The meat and potatoes of text analytics is figuring out how to make sense of all those unstructured texts, reading them, analysing them, and pulling out the information that's really useful, then organising it in a way that can be used for additional analysis down the road. Many methods are used in text data analytics to accomplish this goal. Natural Language Processing (NLP), data mining, knowledge discovery, statistics, computational linguistics, and many more complementary technologies are all sources for these methods. There is not a single tried-and-true method or instrument that can be used for the data analysis assignment. As a matter of fact, everything that facilitates text analytics or affects its outcome may be considered a crucial component of the analysis. It is the method, not the tools or procedures, that is critical. Only a few of the many text analytics techniques are described here.

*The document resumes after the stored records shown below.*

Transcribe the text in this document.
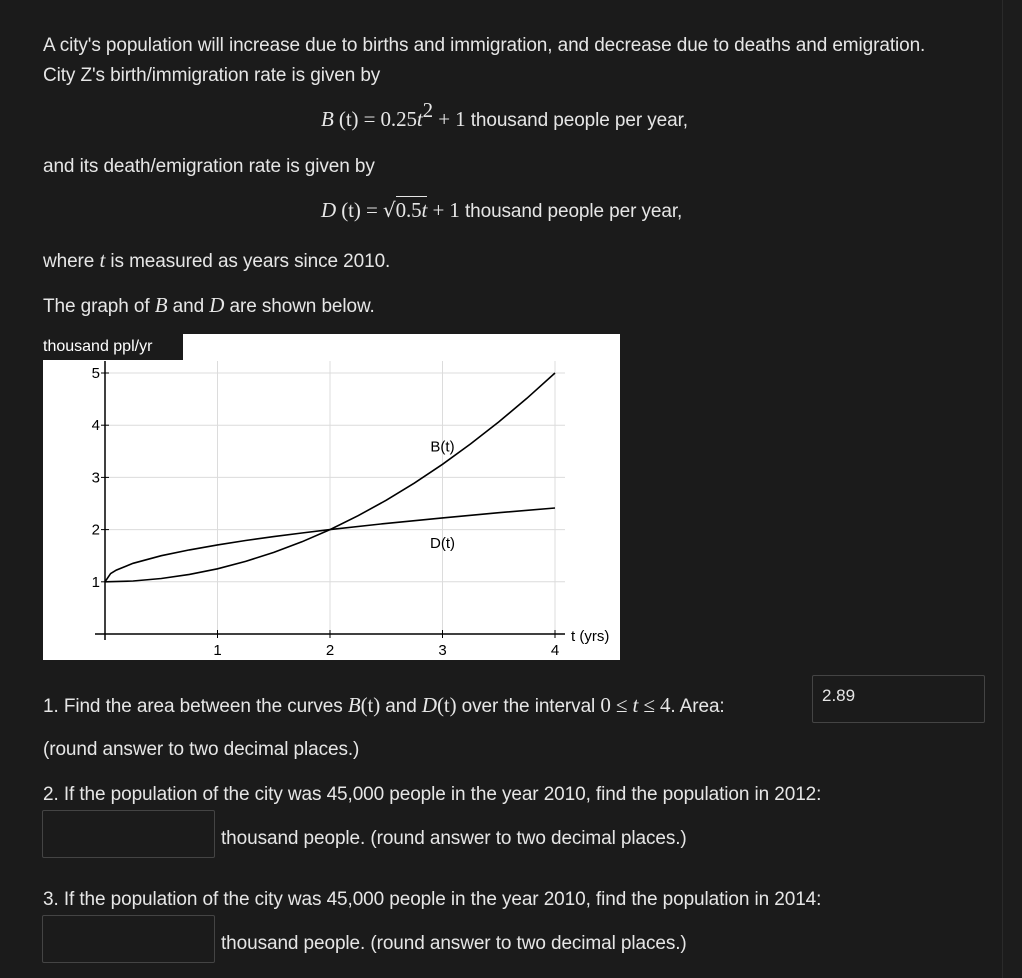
A city's population will increase due to births and immigration, and decrease due to deaths and emigration.
City Z's birth/immigration rate is given by
B $(t) = 0.25t^2 + 1$ thousand people per year,
and its death/emigration rate is given by
D (t) = √0.5t + 1 thousand people per year,
where t is measured as years since 2010.
The graph of B and D are shown below.
1	2	3	4
1
2
3
4
5
B(t)
D(t)
thousand ppl/yr
t (yrs)
1. Find the area between the curves B(t) and D(t) over the interval 0 ≤ t ≤ 4. Area:
2.89
(round answer to two decimal places.)
2. If the population of the city was 45,000 people in the year 2010, find the population in 2012:
thousand people. (round answer to two decimal places.)
3. If the population of the city was 45,000 people in the year 2010, find the population in 2014:
thousand people. (round answer to two decimal places.)
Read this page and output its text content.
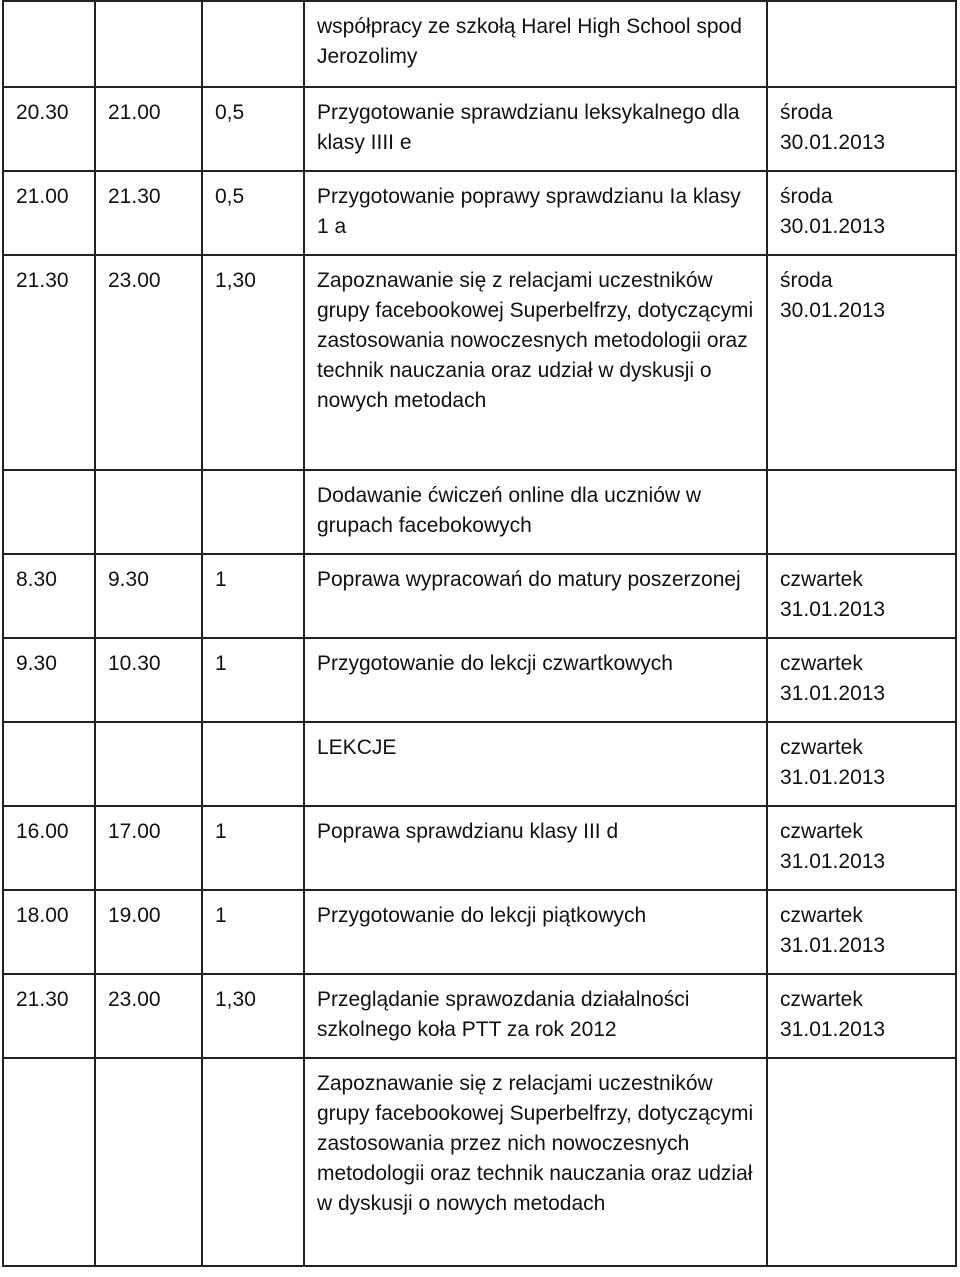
			współpracy ze szkołą Harel High School spod Jerozolimy	

20.30	21.00	0,5	Przygotowanie sprawdzianu leksykalnego dla klasy IIII e	środa
30.01.2013

21.00	21.30	0,5	Przygotowanie poprawy sprawdzianu Ia klasy 1 a	środa
30.01.2013

21.30	23.00	1,30	Zapoznawanie się z relacjami uczestników grupy facebookowej Superbelfrzy, dotyczącymi zastosowania nowoczesnych metodologii oraz technik nauczania oraz udział w dyskusji o nowych metodach	środa
30.01.2013

			Dodawanie ćwiczeń online dla uczniów w grupach facebokowych	

8.30	9.30	1	Poprawa wypracowań do matury poszerzonej	czwartek
31.01.2013

9.30	10.30	1	Przygotowanie do lekcji czwartkowych	czwartek
31.01.2013

			LEKCJE	czwartek
31.01.2013

16.00	17.00	1	Poprawa sprawdzianu klasy III d	czwartek
31.01.2013

18.00	19.00	1	Przygotowanie do lekcji piątkowych	czwartek
31.01.2013

21.30	23.00	1,30	Przeglądanie sprawozdania działalności szkolnego koła PTT za rok 2012	czwartek
31.01.2013

			Zapoznawanie się z relacjami uczestników grupy facebookowej Superbelfrzy, dotyczącymi zastosowania przez nich nowoczesnych metodologii oraz technik nauczania oraz udział w dyskusji o nowych metodach	
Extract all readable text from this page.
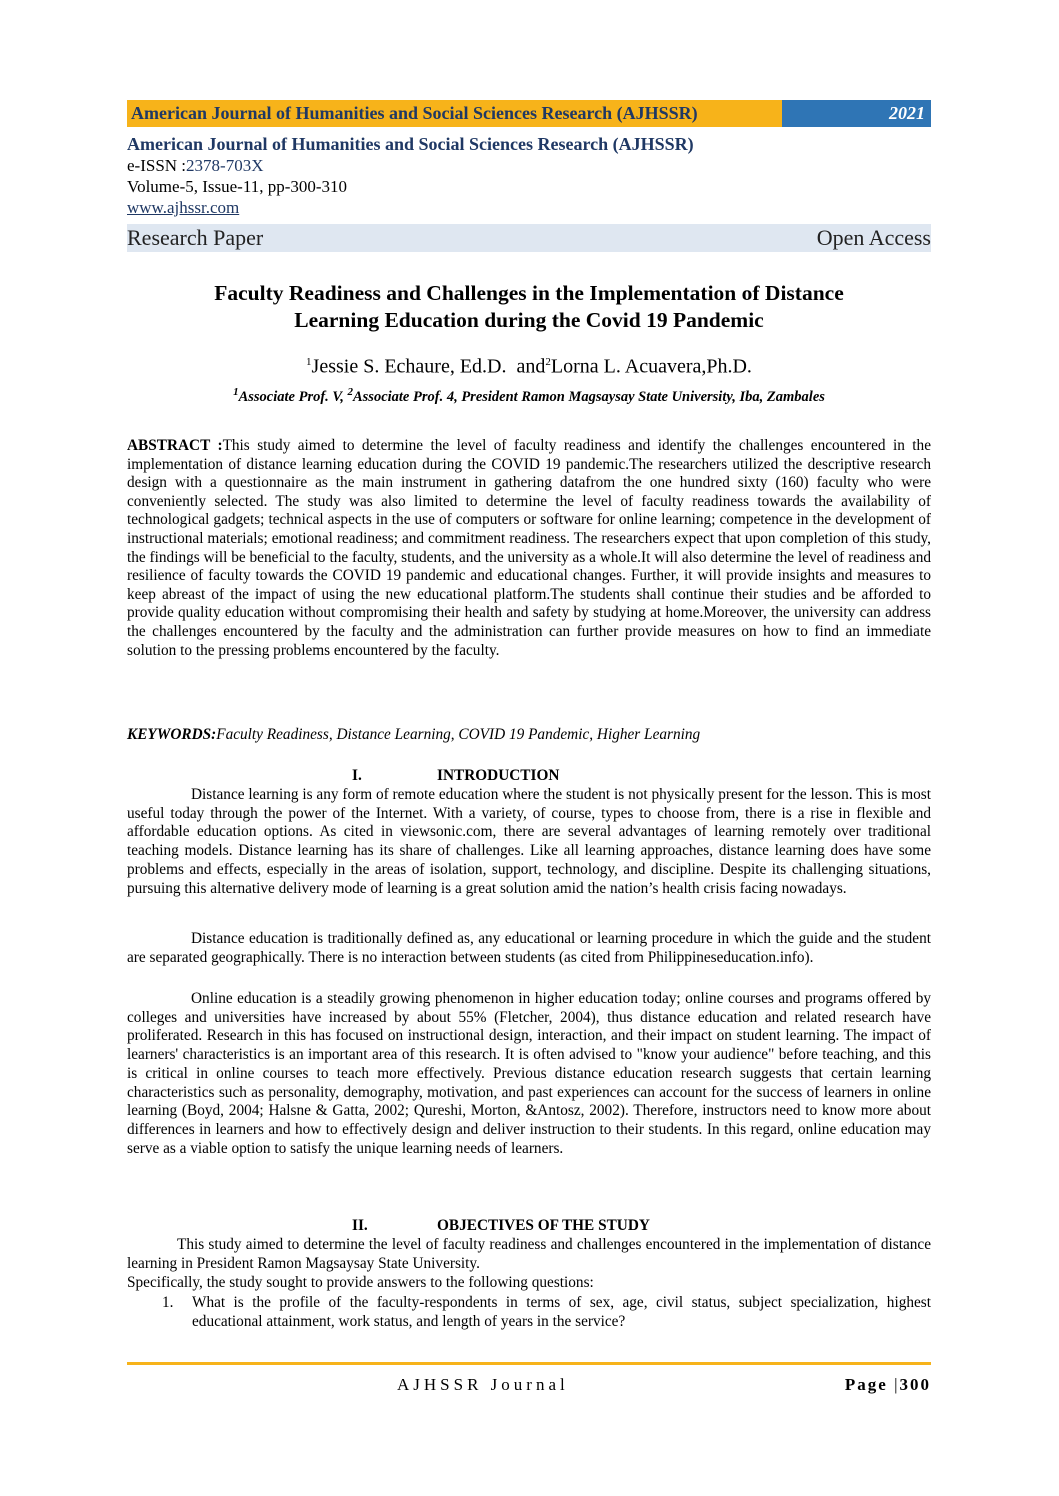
American Journal of Humanities and Social Sciences Research (AJHSSR)	2021
American Journal of Humanities and Social Sciences Research (AJHSSR)
e-ISSN :2378-703X
Volume-5, Issue-11, pp-300-310
www.ajhssr.com
Research Paper	Open Access
Faculty Readiness and Challenges in the Implementation of Distance
Learning Education during the Covid 19 Pandemic
$^1$Jessie S. Echaure, Ed.D. and$^2$Lorna L. Acuavera,Ph.D.
$^1$Associate Prof. V, $^2$Associate Prof. 4, President Ramon Magsaysay State University, Iba, Zambales
ABSTRACT :This study aimed to determine the level of faculty readiness and identify the challenges encountered in the implementation of distance learning education during the COVID 19 pandemic.The researchers utilized the descriptive research design with a questionnaire as the main instrument in gathering datafrom the one hundred sixty (160) faculty who were conveniently selected. The study was also limited to determine the level of faculty readiness towards the availability of technological gadgets; technical aspects in the use of computers or software for online learning; competence in the development of instructional materials; emotional readiness; and commitment readiness. The researchers expect that upon completion of this study, the findings will be beneficial to the faculty, students, and the university as a whole.It will also determine the level of readiness and resilience of faculty towards the COVID 19 pandemic and educational changes. Further, it will provide insights and measures to keep abreast of the impact of using the new educational platform.The students shall continue their studies and be afforded to provide quality education without compromising their health and safety by studying at home.Moreover, the university can address the challenges encountered by the faculty and the administration can further provide measures on how to find an immediate solution to the pressing problems encountered by the faculty.
KEYWORDS:Faculty Readiness, Distance Learning, COVID 19 Pandemic, Higher Learning
I.	INTRODUCTION
Distance learning is any form of remote education where the student is not physically present for the lesson. This is most useful today through the power of the Internet. With a variety, of course, types to choose from, there is a rise in flexible and affordable education options. As cited in viewsonic.com, there are several advantages of learning remotely over traditional teaching models. Distance learning has its share of challenges. Like all learning approaches, distance learning does have some problems and effects, especially in the areas of isolation, support, technology, and discipline. Despite its challenging situations, pursuing this alternative delivery mode of learning is a great solution amid the nation’s health crisis facing nowadays.
Distance education is traditionally defined as, any educational or learning procedure in which the guide and the student are separated geographically. There is no interaction between students (as cited from Philippineseducation.info).
Online education is a steadily growing phenomenon in higher education today; online courses and programs offered by colleges and universities have increased by about 55% (Fletcher, 2004), thus distance education and related research have proliferated. Research in this has focused on instructional design, interaction, and their impact on student learning. The impact of learners' characteristics is an important area of this research. It is often advised to "know your audience" before teaching, and this is critical in online courses to teach more effectively. Previous distance education research suggests that certain learning characteristics such as personality, demography, motivation, and past experiences can account for the success of learners in online learning (Boyd, 2004; Halsne & Gatta, 2002; Qureshi, Morton, &Antosz, 2002). Therefore, instructors need to know more about differences in learners and how to effectively design and deliver instruction to their students. In this regard, online education may serve as a viable option to satisfy the unique learning needs of learners.
II.	OBJECTIVES OF THE STUDY
This study aimed to determine the level of faculty readiness and challenges encountered in the implementation of distance learning in President Ramon Magsaysay State University.
Specifically, the study sought to provide answers to the following questions:
1.	What is the profile of the faculty-respondents in terms of sex, age, civil status, subject specialization, highest educational attainment, work status, and length of years in the service?
AJHSSR Journal	Page |300
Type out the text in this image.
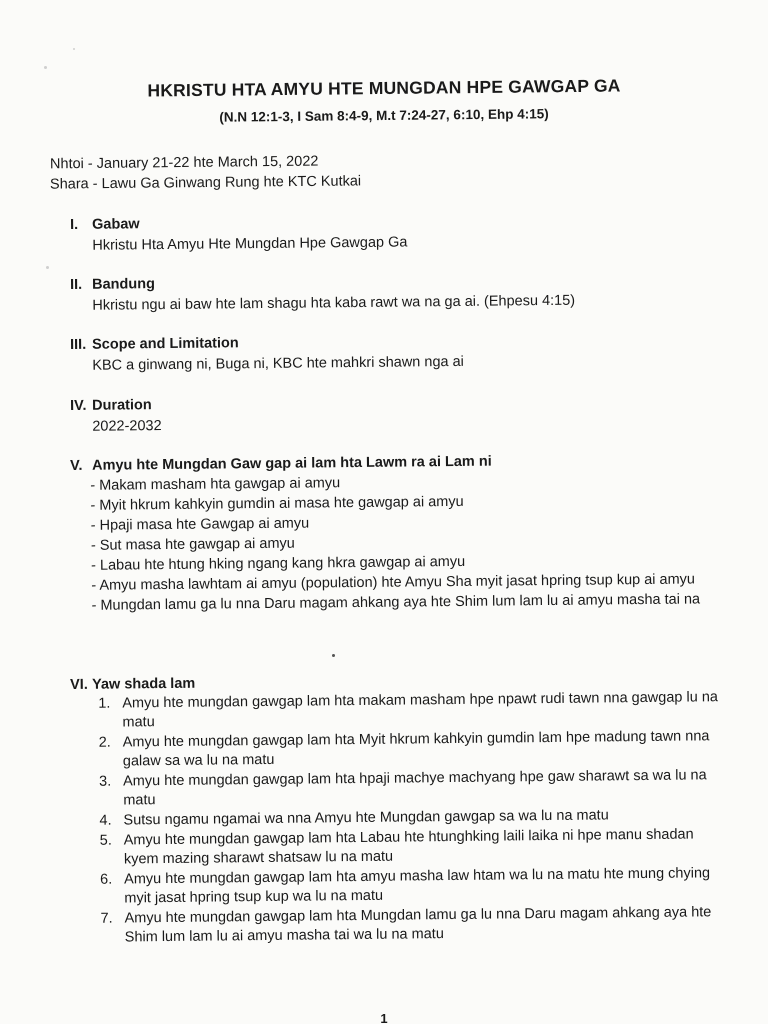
HKRISTU HTA AMYU HTE MUNGDAN HPE GAWGAP GA
(N.N 12:1-3, I Sam 8:4-9, M.t 7:24-27, 6:10, Ehp 4:15)
Nhtoi - January 21-22 hte March 15, 2022
Shara - Lawu Ga Ginwang Rung hte KTC Kutkai
I. Gabaw
Hkristu Hta Amyu Hte Mungdan Hpe Gawgap Ga
II. Bandung
Hkristu ngu ai baw hte lam shagu hta kaba rawt wa na ga ai. (Ehpesu 4:15)
III. Scope and Limitation
KBC a ginwang ni, Buga ni, KBC hte mahkri shawn nga ai
IV. Duration
2022-2032
V. Amyu hte Mungdan Gaw gap ai lam hta Lawm ra ai Lam ni
- Makam masham hta gawgap ai amyu
- Myit hkrum kahkyin gumdin ai masa hte gawgap ai amyu
- Hpaji masa hte Gawgap ai amyu
- Sut masa hte gawgap ai amyu
- Labau hte htung hking ngang kang hkra gawgap ai amyu
- Amyu masha lawhtam ai amyu (population) hte Amyu Sha myit jasat hpring tsup kup ai amyu
- Mungdan lamu ga lu nna Daru magam ahkang aya hte Shim lum lam lu ai amyu masha tai na
VI. Yaw shada lam
1. Amyu hte mungdan gawgap lam hta makam masham hpe npawt rudi tawn nna gawgap lu na matu
2. Amyu hte mungdan gawgap lam hta Myit hkrum kahkyin gumdin lam hpe madung tawn nna galaw sa wa lu na matu
3. Amyu hte mungdan gawgap lam hta hpaji machye machyang hpe gaw sharawt sa wa lu na matu
4. Sutsu ngamu ngamai wa nna Amyu hte Mungdan gawgap sa wa lu na matu
5. Amyu hte mungdan gawgap lam hta Labau hte htunghking laili laika ni hpe manu shadan kyem mazing sharawt shatsaw lu na matu
6. Amyu hte mungdan gawgap lam hta amyu masha law htam wa lu na matu hte mung chying myit jasat hpring tsup kup wa lu na matu
7. Amyu hte mungdan gawgap lam hta Mungdan lamu ga lu nna Daru magam ahkang aya hte Shim lum lam lu ai amyu masha tai wa lu na matu
1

Although keyword searches are an element of text analytics, it's important to keep in mind that they're not the sole aspect. The distinction is very important. While in searches we employ keywords to get relevant information, the outcome is always known or predictable, the emphasis of text analytics is on extracting information without knowing what we may receive. Information discovery is at the heart of text analytics. As a result, analytics use search as a method for classifying documents and extracting a summary of their contents. Unstructured data as per the data analysis assignmentis typically mined using a mix of Natural Language Processing (NLP) and statistics. Natural language processing (NLP) has been a well-studied and intricate area for almost two decades, with the goal of extracting information of value from text. For a long time, computation linguistics has relied on grammatical structure and parts of speech to determine whether or not a given phrase is meaningful. This method is used in text analytics for classifying information.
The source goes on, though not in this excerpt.